For the full year FY24, the company reported a Total Revenue of approximately ₹120-150 crore (subject to final audit adjustments), which saw a decline compared to the exceptional highs of FY23.
Net Profit: The company remained profitable, though margins were squeezed due to fluctuating global coal prices.
Debt: Hemang Resources maintains a relatively low debt-to-equity ratio (approx. 0.15), which is a positive sign for a trading company, indicating it is not over-leveraged.
Is the current valuation of HEMANG stock high? How do the P/E and P/B ratios compare to the industry?
As of mid-2024, HEMANG is trading at a Price-to-Earnings (P/E) ratio of approximately 8x to 10x, which is significantly lower than the sector average for Trading Houses (often 20x+).
The Price-to-Book (P/B) ratio stands around 2.5x.
While the low P/E might suggest the stock is undervalued, investors should note that micro-cap stocks in the commodity trading sector often trade at a discount due to earnings inconsistency and lower liquidity.
How has the HEMANG stock price performed over the last three months and one year? Has it outperformed its peers?
Over the past year, Hemang Resources has delivered a return of approximately 15% to 20%, which trailed the broader Nifty Smallcap 100 index during the same period.

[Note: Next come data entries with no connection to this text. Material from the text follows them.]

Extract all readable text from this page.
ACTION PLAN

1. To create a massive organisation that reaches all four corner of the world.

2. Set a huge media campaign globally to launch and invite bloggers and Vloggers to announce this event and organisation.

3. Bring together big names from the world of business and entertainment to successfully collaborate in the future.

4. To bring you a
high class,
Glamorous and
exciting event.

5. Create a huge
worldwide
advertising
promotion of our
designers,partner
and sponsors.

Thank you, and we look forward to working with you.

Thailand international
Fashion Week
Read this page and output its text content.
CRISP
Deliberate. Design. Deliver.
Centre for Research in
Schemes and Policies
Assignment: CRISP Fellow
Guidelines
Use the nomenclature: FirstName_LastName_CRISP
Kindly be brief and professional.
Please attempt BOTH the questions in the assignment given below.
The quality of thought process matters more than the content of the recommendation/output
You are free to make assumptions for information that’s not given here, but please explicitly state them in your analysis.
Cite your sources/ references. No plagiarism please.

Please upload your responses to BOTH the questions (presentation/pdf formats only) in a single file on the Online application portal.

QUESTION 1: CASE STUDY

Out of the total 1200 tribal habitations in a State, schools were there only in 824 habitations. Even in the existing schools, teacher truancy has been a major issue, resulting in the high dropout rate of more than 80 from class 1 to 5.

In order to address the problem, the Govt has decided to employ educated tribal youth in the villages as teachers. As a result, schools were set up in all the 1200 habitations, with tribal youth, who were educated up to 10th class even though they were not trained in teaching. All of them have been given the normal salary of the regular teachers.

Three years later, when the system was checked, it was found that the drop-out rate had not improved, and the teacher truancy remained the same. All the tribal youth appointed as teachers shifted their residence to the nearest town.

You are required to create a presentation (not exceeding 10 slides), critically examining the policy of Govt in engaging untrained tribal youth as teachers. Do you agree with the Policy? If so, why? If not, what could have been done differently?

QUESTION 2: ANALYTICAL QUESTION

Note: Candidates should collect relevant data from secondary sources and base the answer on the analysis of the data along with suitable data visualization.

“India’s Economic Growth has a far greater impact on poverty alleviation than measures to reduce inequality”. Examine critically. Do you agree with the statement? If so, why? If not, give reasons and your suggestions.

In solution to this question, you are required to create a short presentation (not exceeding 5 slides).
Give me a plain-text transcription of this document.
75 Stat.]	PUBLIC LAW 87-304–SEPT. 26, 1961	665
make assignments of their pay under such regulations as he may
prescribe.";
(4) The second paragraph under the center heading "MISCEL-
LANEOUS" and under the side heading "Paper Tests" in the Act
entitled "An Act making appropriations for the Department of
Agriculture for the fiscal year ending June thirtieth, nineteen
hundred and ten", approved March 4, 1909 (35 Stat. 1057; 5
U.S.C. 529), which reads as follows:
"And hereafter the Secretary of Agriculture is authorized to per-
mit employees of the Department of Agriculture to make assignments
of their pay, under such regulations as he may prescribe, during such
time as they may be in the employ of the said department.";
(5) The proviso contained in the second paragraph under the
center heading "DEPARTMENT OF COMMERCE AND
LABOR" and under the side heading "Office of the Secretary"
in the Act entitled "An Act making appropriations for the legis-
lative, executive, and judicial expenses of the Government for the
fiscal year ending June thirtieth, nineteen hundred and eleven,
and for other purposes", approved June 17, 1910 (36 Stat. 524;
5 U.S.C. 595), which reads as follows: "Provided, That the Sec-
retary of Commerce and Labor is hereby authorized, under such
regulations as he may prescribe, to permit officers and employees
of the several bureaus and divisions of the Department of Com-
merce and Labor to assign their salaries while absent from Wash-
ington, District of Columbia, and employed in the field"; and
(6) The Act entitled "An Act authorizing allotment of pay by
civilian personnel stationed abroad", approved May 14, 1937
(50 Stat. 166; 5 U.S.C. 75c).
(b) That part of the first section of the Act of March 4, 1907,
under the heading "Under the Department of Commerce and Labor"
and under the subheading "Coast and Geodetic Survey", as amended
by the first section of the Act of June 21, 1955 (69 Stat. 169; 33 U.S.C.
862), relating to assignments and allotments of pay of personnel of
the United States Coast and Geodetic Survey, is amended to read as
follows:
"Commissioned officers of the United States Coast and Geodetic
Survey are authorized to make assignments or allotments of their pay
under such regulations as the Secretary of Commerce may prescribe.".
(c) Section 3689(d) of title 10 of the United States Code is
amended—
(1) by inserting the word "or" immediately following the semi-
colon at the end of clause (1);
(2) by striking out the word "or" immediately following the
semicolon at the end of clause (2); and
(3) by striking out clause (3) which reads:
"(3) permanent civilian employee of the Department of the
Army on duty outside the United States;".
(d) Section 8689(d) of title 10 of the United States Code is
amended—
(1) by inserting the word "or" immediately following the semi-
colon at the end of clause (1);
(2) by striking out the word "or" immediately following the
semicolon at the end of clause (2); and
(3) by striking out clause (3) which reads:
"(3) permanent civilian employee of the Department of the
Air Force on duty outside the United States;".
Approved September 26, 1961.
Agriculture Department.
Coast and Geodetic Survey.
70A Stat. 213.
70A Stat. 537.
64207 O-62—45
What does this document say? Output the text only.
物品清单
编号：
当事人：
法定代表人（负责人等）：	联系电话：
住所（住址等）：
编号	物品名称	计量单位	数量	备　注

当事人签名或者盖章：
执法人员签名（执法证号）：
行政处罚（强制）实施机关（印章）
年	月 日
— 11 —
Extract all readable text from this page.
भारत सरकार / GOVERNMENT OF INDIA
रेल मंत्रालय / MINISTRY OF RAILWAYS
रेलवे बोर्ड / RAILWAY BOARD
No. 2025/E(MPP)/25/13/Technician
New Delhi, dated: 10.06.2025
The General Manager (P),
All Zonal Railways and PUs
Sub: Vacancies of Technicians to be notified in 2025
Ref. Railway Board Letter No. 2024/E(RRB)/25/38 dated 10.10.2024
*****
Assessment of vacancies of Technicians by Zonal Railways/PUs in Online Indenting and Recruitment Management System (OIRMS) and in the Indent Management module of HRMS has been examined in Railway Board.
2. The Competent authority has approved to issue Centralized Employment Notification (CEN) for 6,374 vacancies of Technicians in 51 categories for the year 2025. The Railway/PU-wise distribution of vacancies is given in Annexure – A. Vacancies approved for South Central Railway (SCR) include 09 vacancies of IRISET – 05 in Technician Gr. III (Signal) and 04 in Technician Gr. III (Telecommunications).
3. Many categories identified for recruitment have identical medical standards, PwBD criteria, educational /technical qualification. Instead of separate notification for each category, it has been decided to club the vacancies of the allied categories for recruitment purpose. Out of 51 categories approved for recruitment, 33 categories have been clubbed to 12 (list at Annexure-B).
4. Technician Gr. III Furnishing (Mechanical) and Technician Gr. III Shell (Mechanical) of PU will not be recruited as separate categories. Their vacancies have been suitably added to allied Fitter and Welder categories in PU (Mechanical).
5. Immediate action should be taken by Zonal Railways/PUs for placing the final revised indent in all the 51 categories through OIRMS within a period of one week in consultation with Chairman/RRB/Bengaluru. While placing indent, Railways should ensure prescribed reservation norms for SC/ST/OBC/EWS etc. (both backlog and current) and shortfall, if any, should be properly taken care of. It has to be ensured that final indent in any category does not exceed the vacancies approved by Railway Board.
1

In the last three months, the stock has experienced consolidation, trading in a range-bound manner. Compared to peers like Ashapura Minechem, which saw higher volatility and growth, HEMANG has been a more conservative performer in the trading segment.
Are there any recent positive or negative news developments in the industry affecting HEMANG?
Positive: The Indian government's continued push for thermal power generation to meet peak summer demands has kept the demand for imported coal steady.
Negative: Global shifts toward renewable energy and stricter environmental regulations on coal usage pose a long-term structural risk to the company’s core trading business. Additionally, fluctuations in the USD/INR exchange rate directly impact the margins of their import-heavy business model.
Have any major institutions recently bought or sold HEMANG shares?
Hemang Resources is a micro-cap company with a market capitalization typically below ₹100 crore. Consequently, there is minimal institutional holding (FII/DII).
The shareholding pattern is dominated by Promoters (approx. 55-60%) and the Public. Recent filings show no significant entry by major mutual funds or foreign institutional investors, which is common for stocks of this size. Investors should monitor "Bulk Deal" data on the BSE for any sudden movements by high-net-worth individuals (HNIs).